今回は、救急要請の判断基準と現場での応急処置の手順をお伝えします。
1. すぐに救急車を呼ぶべき危険なサイン
次の症状が見られる場合は、迷わず119番通報(救急要請)を行ってください。
- 意識の異常:返事がおかしい、会話がかみ合わない、呼びかけへの反応が鈍い
- 自力での水分補給が不能:自力で飲み物を飲めない、強い吐き気・嘔吐がある
- 全身の痙攣(けいれん)
2. 現場での正しい応急処置
意識がはっきりしており、自力で水分補給ができる場合は以下の手順で処置を行います。
① 涼しい場所へ移動し、安静にする
エアコンの効いた室内や風通しの良い日陰へ移動させます。ベルトやネクタイ、ボタンを緩めて衣服を広げ、体の放熱を促します。
② 保温と冷却を正しく使い分ける
- 震えがある時(保温):ガタガタと強く震えて寒がる間は、上からタオルやブランケットを軽くかけて不快感を和らげます。
- ピンポイントで冷やす(冷却):寒がっていても深部体温が上昇している可能性が高いため、太い血管が通る部位(首の両脇、脇の下、太ももの付け根)にはタオルで包んだ氷嚢や保冷剤を当て続けてください。

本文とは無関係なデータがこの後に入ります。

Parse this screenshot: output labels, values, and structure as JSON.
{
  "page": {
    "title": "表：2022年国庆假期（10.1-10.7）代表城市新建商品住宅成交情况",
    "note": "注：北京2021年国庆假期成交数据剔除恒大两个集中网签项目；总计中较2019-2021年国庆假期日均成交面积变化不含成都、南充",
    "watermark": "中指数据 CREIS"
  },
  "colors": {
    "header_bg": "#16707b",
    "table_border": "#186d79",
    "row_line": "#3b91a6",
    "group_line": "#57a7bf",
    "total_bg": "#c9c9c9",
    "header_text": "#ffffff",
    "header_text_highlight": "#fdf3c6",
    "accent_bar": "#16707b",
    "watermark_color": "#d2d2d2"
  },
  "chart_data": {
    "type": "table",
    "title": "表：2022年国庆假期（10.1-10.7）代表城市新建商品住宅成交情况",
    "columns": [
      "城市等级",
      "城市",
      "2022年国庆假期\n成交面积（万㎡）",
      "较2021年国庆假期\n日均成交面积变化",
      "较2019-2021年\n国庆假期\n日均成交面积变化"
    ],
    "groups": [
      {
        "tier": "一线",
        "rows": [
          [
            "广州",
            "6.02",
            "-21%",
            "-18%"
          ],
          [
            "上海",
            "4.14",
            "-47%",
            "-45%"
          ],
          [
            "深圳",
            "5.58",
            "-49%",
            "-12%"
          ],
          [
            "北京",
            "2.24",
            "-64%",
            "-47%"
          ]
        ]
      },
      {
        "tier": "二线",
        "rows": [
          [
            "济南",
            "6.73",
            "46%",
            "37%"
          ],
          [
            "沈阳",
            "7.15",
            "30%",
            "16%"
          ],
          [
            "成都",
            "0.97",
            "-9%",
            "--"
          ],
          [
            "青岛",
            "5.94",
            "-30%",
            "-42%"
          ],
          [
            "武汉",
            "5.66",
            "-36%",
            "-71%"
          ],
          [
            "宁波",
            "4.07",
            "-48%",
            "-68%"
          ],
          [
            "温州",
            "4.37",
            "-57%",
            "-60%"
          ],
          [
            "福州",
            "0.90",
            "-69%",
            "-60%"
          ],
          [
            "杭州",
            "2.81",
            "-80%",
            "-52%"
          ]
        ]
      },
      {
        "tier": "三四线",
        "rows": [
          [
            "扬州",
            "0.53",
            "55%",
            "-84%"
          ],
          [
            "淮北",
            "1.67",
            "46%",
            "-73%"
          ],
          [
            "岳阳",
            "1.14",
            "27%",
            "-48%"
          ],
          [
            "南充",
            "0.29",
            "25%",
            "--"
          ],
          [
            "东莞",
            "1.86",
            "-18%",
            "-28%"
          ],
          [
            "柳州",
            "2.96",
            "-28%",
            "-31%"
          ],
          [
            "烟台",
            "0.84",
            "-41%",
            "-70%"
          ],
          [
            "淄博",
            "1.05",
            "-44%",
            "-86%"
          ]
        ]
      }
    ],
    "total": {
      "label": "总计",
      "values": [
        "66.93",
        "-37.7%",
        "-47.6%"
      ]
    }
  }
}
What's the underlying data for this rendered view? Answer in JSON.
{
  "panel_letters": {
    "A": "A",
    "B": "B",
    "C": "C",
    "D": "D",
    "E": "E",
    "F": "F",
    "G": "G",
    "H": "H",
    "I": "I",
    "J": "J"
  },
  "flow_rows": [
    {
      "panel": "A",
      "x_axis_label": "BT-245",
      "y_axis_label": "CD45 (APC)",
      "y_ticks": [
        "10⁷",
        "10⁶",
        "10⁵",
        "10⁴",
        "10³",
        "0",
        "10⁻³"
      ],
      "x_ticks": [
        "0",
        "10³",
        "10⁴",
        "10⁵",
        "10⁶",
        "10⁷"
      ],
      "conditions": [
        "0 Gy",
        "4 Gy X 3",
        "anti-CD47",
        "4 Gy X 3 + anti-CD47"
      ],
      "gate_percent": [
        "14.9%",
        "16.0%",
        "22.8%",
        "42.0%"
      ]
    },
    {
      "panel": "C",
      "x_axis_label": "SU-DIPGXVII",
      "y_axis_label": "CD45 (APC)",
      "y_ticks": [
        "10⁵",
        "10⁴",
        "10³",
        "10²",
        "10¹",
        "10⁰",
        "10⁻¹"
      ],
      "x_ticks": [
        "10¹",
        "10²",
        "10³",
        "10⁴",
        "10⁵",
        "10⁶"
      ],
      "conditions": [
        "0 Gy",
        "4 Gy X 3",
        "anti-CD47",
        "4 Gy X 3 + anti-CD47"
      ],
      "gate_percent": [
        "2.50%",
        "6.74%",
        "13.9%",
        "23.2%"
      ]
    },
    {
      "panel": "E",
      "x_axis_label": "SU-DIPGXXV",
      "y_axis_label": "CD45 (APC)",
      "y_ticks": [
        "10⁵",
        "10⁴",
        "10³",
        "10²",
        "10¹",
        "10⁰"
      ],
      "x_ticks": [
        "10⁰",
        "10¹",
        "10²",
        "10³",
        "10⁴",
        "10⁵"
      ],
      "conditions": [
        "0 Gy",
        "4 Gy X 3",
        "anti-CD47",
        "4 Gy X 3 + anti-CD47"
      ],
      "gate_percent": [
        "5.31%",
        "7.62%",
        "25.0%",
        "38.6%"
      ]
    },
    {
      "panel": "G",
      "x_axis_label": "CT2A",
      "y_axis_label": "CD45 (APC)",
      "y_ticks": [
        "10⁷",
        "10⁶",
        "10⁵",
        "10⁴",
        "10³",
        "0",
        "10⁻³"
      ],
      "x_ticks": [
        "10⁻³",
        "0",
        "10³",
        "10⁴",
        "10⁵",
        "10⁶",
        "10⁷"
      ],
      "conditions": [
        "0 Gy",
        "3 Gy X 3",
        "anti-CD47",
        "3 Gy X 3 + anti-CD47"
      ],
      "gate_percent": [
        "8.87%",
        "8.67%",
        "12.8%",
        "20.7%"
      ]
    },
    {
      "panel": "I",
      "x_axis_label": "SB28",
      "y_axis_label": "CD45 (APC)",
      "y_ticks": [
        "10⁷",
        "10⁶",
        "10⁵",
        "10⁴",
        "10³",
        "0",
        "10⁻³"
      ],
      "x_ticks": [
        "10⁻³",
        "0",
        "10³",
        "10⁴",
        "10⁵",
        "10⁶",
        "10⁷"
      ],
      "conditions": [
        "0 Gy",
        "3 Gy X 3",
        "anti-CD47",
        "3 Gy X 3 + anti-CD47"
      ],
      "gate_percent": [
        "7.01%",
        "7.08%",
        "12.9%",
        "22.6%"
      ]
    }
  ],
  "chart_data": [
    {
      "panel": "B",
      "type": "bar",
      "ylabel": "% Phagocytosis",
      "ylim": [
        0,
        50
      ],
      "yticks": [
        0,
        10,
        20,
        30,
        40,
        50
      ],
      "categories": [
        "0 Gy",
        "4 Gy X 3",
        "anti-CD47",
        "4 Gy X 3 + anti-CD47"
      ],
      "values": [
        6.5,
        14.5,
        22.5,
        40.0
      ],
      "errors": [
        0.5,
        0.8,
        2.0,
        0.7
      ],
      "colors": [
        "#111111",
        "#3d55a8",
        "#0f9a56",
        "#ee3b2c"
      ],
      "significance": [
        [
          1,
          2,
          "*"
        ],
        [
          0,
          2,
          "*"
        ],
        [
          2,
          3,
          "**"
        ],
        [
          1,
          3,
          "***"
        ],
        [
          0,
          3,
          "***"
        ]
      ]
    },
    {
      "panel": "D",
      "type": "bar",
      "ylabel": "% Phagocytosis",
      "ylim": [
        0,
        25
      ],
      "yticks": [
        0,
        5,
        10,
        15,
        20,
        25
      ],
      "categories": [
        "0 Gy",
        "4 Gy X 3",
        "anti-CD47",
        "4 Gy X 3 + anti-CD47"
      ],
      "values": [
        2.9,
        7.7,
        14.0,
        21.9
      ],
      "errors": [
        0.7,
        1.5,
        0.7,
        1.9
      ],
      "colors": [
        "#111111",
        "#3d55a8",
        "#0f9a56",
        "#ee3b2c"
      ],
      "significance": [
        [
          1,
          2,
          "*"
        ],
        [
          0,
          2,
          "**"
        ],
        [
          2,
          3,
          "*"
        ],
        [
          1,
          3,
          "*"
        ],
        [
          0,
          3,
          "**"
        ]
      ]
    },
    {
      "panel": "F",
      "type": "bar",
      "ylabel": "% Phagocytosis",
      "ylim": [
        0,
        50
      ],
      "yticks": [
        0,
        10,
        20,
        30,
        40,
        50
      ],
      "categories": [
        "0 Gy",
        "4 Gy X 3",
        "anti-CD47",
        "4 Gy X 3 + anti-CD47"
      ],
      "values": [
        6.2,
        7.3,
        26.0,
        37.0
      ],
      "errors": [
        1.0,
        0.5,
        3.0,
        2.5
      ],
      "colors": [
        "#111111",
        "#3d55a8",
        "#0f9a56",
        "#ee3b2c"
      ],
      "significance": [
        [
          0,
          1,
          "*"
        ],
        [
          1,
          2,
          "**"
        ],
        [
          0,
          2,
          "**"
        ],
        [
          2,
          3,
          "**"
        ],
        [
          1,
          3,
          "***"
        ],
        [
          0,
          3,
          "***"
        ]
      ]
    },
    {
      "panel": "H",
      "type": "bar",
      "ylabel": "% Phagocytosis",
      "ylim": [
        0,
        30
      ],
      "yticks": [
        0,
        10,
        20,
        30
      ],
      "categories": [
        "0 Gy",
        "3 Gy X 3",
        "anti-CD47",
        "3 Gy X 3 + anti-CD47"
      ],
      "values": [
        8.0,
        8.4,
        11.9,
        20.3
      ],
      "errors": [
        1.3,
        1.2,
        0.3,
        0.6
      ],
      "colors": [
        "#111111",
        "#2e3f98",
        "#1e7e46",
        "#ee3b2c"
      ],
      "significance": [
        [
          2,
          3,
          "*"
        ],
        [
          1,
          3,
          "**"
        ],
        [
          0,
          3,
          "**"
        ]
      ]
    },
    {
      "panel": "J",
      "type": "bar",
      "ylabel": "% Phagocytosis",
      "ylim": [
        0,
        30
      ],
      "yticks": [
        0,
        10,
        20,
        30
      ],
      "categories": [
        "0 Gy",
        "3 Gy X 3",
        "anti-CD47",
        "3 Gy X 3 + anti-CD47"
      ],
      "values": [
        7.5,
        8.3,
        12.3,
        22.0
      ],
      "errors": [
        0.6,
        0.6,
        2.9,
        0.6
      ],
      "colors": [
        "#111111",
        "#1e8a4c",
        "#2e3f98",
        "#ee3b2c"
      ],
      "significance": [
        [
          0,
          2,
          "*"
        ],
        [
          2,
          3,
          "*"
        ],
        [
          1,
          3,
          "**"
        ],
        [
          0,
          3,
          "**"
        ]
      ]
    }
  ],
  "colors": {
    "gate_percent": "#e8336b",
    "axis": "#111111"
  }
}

- 寒気が治まったら(全面冷却):ゾクゾク感が落ち着き熱感が勝ってきたら、掛け物を外して全身の冷却(皮膚に水を吹きかけて仰ぐなど)に切り替えます。
③ 水分・塩分の補給
吸収の早い経口補水液(OS-1など)やスポーツドリンクを少しずつ与えます。一気に飲むと嘔吐の原因になるため、一口ずつ時間をかけて飲ませてください。
④ 医療機関の受診
寒気が出ている時点ですでに体温調節機能が低下しています。水分補給を行っても症状が改善しない場合や、頭痛・強いだるさが続く場合は、速やかに医療機関を受診してください。
3. やってはいけない注意点
- 市販の解熱鎮痛薬(ロキソニンなど)を飲ませない
熱中症による高体温は、風邪などの感染症による発熱とは仕組みが異なるため解熱剤は効きません。また、脱水状態で服用すると腎機能障害などを引き起こす危険があります。
- 無理に飲ませない
意識が朦朧としている時や吐き気がある時に無理やり飲ませると、誤嚥(気管に入ること)や症状の悪化につながります。